In this section, we write the 4 data sets into a new S3 bucket. These data sets are:
* The Hotel reviews data set, df_hotel_reviews, prepared in this notebook.
* The Hotels data set, df_google_hotels_with_airportid, prepared in this notebook.
* The Airport codes data set, df_airport_codes, prepared in this notebook
* The CountryIndicators data set, prepared in the **CombineAdditionalCountryData** noteobok.

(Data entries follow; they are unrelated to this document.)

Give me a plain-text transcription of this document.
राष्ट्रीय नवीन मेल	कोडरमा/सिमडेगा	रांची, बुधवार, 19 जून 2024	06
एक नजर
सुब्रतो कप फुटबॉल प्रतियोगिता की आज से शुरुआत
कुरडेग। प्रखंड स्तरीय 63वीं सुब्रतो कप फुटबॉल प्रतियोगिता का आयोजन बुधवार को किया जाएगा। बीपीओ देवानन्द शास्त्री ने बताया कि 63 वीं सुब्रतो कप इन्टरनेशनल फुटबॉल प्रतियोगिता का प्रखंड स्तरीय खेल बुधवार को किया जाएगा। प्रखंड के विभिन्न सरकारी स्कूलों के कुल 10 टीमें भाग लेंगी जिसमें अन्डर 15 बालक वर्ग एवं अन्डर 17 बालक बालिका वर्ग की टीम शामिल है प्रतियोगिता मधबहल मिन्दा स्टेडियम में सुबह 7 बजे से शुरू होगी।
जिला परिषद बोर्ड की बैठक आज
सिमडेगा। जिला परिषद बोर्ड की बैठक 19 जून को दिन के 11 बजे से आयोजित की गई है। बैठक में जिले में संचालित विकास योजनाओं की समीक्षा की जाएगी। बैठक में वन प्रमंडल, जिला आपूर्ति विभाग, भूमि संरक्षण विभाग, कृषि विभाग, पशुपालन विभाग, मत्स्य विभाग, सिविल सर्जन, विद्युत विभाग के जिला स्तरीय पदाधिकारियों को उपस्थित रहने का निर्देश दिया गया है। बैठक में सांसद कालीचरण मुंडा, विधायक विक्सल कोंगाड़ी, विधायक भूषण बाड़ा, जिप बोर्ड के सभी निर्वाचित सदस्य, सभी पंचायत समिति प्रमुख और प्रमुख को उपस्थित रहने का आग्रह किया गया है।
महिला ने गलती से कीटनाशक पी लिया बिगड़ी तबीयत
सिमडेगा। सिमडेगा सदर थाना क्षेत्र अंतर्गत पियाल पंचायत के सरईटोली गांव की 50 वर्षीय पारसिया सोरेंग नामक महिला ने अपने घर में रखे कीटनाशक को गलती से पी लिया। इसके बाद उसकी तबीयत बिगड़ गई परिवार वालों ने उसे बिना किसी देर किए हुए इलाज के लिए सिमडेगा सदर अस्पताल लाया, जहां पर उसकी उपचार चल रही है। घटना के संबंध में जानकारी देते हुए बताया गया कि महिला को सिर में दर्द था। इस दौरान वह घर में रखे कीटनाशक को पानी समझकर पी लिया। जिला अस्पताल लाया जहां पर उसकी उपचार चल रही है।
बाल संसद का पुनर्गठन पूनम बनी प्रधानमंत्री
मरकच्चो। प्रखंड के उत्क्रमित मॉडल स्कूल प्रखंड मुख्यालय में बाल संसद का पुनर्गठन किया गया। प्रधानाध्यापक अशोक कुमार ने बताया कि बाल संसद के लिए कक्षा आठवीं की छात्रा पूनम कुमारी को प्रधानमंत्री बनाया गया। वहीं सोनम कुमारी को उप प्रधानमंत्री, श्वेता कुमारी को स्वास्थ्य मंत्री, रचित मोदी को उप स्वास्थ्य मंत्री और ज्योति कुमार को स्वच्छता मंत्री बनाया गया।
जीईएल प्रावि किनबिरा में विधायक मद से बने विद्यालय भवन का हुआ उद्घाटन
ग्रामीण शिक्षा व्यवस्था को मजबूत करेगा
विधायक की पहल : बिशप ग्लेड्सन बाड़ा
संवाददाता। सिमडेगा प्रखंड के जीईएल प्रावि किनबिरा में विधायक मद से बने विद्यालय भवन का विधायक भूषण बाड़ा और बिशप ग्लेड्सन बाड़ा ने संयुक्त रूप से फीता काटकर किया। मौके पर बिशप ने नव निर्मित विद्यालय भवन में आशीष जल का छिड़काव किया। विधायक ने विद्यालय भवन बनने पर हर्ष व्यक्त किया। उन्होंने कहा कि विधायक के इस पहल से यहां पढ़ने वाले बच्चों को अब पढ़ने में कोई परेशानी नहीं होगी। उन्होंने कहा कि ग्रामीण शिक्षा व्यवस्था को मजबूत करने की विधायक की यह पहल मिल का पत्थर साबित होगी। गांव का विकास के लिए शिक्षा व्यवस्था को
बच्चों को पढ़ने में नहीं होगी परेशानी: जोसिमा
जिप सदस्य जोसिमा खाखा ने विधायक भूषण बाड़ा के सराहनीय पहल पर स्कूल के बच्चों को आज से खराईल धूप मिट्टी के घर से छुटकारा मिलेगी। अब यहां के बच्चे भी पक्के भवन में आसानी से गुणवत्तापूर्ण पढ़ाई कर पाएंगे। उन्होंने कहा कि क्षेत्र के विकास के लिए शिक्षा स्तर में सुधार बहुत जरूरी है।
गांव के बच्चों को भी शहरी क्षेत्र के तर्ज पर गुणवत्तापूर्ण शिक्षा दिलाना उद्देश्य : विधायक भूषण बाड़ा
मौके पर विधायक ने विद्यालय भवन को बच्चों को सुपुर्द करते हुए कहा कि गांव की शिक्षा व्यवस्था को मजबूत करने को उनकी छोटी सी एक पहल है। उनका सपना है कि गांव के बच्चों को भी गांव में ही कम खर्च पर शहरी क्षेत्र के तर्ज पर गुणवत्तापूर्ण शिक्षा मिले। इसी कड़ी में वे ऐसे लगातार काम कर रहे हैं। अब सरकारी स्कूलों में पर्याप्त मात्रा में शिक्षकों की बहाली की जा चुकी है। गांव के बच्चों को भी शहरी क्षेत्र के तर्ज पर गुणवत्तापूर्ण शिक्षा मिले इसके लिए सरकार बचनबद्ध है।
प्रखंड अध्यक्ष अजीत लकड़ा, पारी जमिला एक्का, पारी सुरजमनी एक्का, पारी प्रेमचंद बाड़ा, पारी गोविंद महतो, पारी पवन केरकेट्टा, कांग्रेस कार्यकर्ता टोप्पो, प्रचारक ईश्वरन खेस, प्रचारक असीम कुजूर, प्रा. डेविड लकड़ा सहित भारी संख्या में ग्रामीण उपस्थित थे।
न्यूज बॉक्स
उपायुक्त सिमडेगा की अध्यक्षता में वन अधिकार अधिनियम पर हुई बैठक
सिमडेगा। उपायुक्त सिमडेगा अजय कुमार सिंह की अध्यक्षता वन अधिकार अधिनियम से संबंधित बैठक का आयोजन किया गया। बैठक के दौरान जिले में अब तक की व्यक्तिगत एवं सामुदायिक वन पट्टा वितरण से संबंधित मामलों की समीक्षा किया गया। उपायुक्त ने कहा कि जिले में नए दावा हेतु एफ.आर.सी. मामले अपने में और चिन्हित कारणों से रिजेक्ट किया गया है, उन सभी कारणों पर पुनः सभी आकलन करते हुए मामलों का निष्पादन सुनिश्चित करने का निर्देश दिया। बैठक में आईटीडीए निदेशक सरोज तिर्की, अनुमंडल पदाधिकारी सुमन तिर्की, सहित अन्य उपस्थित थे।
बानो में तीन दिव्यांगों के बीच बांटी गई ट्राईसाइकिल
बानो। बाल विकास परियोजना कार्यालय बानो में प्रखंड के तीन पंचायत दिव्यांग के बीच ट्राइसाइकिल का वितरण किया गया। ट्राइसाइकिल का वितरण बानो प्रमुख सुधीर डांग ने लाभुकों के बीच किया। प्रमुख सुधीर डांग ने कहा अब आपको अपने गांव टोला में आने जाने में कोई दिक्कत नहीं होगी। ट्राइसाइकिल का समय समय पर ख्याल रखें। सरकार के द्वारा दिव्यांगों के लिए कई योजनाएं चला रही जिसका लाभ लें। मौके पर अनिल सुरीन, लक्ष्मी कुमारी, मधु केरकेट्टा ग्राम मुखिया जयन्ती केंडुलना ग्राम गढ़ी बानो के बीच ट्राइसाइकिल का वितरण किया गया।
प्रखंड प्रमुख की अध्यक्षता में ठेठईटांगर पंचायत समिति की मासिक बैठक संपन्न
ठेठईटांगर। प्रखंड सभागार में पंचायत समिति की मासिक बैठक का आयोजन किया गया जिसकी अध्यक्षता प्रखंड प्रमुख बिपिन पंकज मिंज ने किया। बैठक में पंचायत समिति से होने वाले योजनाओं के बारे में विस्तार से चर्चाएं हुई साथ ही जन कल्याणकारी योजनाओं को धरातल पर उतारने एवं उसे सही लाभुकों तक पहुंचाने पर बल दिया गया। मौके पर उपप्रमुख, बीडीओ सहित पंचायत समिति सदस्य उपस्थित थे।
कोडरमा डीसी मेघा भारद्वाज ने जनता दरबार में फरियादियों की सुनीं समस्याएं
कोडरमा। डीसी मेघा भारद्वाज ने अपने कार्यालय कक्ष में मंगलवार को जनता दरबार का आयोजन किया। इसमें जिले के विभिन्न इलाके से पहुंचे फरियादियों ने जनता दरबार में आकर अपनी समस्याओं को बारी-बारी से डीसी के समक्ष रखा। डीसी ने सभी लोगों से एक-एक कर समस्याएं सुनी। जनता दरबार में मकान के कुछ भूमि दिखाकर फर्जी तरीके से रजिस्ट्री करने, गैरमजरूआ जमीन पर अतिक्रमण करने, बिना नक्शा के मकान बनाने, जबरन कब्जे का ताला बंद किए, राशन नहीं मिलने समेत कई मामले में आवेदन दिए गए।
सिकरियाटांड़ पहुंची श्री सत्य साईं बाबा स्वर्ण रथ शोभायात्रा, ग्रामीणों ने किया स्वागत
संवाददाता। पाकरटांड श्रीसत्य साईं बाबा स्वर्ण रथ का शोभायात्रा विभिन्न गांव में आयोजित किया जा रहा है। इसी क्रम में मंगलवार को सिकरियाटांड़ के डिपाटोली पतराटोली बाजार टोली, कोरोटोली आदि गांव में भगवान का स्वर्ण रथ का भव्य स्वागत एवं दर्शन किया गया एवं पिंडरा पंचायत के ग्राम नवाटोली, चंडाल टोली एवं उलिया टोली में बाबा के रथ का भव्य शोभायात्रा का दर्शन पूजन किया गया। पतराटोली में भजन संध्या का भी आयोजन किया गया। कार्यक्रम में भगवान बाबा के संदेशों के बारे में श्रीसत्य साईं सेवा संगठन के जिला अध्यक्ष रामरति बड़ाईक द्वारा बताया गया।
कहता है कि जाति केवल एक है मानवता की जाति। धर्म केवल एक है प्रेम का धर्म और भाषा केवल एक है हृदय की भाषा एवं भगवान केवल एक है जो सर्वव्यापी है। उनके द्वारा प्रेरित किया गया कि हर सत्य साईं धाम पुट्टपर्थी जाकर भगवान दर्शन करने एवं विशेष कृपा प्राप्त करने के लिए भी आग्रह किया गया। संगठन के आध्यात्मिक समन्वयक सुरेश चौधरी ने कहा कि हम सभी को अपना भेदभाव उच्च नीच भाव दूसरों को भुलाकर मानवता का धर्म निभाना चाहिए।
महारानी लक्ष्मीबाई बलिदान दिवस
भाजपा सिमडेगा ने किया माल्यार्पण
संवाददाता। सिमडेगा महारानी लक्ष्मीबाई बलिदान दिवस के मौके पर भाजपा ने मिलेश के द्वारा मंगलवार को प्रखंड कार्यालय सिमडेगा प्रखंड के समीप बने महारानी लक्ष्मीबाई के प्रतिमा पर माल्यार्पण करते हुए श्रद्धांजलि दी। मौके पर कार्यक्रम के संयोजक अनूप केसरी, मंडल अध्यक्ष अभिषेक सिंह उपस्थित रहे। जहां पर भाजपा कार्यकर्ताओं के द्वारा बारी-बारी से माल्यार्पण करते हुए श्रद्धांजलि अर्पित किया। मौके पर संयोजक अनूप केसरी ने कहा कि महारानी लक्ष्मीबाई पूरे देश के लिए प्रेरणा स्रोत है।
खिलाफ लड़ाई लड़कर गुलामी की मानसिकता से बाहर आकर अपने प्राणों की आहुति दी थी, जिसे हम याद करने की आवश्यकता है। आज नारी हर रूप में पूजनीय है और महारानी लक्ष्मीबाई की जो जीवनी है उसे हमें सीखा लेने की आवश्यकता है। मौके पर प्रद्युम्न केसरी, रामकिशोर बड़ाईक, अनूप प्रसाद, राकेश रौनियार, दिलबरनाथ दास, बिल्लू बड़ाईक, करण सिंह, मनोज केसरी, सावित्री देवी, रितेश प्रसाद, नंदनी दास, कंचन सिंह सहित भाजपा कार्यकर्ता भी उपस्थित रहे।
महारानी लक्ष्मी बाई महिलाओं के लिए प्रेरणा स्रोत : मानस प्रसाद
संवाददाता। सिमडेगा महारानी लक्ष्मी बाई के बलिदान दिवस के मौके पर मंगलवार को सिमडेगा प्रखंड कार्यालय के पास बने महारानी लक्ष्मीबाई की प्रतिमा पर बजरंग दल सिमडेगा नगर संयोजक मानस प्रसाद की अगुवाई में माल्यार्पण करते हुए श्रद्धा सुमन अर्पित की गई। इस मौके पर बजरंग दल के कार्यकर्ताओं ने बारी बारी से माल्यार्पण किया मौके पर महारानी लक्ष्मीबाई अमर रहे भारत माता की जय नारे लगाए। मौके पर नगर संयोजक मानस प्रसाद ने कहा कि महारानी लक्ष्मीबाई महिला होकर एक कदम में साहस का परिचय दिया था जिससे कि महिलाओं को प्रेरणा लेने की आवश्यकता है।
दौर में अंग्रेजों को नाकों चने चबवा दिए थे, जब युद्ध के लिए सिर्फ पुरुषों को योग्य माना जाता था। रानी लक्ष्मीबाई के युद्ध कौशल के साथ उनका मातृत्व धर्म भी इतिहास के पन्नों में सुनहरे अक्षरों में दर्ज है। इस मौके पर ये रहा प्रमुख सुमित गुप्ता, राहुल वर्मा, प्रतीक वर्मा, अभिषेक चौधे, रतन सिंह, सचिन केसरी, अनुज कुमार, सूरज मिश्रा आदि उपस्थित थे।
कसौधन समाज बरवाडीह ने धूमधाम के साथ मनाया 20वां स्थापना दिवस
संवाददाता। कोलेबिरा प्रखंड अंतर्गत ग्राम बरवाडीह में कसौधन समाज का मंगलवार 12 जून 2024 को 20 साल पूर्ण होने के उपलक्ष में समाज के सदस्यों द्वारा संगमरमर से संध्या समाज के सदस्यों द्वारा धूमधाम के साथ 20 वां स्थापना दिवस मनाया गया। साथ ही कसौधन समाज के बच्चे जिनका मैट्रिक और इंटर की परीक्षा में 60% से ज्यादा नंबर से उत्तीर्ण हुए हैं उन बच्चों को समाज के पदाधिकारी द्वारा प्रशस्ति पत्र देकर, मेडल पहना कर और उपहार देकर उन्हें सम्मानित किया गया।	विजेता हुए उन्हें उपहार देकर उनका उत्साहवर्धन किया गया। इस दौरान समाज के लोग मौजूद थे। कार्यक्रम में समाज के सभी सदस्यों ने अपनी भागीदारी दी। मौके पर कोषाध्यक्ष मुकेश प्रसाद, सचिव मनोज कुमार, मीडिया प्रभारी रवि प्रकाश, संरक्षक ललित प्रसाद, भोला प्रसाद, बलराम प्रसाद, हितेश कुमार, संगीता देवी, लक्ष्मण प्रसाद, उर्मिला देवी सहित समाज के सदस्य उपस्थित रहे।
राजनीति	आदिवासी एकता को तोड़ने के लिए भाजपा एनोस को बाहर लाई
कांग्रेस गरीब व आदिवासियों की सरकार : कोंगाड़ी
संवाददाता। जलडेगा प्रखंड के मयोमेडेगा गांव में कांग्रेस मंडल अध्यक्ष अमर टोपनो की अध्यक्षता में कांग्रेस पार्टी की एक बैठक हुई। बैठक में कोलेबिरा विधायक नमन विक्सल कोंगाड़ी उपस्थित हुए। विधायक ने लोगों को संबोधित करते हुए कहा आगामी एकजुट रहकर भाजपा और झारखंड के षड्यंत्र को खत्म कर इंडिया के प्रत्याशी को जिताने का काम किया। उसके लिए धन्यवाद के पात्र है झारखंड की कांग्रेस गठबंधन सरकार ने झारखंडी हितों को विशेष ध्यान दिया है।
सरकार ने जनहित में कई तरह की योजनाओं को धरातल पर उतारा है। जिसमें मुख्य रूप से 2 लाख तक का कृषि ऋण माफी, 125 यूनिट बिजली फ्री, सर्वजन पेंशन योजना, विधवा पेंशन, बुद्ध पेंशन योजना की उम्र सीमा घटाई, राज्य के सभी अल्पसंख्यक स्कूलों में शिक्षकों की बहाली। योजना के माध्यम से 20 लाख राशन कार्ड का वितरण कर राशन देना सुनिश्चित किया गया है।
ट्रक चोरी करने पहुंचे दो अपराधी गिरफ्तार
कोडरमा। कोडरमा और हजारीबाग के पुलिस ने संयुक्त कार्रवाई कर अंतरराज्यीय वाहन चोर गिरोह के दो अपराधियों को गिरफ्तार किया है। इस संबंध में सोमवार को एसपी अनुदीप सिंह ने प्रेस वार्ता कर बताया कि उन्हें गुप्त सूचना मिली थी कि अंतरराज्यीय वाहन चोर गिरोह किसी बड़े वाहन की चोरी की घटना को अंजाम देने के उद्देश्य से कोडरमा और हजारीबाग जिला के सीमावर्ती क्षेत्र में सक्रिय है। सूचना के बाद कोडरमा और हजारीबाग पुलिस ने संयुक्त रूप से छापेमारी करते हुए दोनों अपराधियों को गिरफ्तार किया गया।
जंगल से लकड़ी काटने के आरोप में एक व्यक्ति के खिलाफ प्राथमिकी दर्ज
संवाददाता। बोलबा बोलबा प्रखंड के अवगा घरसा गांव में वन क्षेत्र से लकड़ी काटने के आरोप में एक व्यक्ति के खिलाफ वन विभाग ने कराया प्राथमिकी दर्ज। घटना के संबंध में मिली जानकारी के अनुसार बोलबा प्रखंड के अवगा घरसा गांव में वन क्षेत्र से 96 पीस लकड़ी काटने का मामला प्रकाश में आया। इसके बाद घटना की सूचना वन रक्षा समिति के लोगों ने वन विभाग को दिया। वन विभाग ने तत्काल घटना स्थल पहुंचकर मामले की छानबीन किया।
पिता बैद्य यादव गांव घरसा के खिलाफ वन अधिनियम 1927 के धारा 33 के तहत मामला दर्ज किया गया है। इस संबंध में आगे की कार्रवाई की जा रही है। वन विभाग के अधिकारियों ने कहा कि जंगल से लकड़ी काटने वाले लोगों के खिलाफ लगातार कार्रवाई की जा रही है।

To write the data sets, I use the AWS CLI. The first step is to create a file ~/.aws/credentials with the following contents:
[default]
aws_access_key_id=XXX
aws_secret_access_key=XXX
aws_session_token=XXX

I use temporary credentials here.
I have given the CLI commands below. I use the sync command to upload the JSONL folders into S3 (Parquet doesn't seem to work well with Redshift).
#### Create BUCKET
aws s3 mb BUCKETNAME
#### Upload folders to S3
* aws s3 sync Data/Cleaned/hotels.parquet/ s3://BUCKETNAME/hotels.jsonl/
* aws s3 sync Data/Cleaned/countryindicators.parquet/ s3://BUCKETNAME/countryindicators.jsonl/
* aws s3 sync Data/Cleaned/airports.jsonl/ s3://BUCKETNAME/airports.josnl/
* aws s3 sync Data/Cleaned/reviews.jsonl/ s3://BUCKETNAME/reviews.jsonl/

#### Remove .crc files on s3 as they cannot be read by Redshift's copy command.
* aws s3 rm s3://hotelsreviewsandmore/hotels.jsonl --recursive --exclude "*" --include "*.crc"
* aws s3 rm s3://hotelsreviewsandmore/reviews.jsonl --recursive --exclude "*" --include "*.crc"
* aws s3 rm s3://hotelsreviewsandmore/countryindicators.jsonl --recursive --exclude "*" --include "*.crc"
* aws s3 rm s3://hotelsreviewsandmore/countryindicators.jsonl --recursive --exclude "*" --include "*.crc"

#### Create jsonpath files containing the schema and field order for all the 4 jsonl files
* See Data/Cleaned/JSONPath/ for the 4 jsonpath files.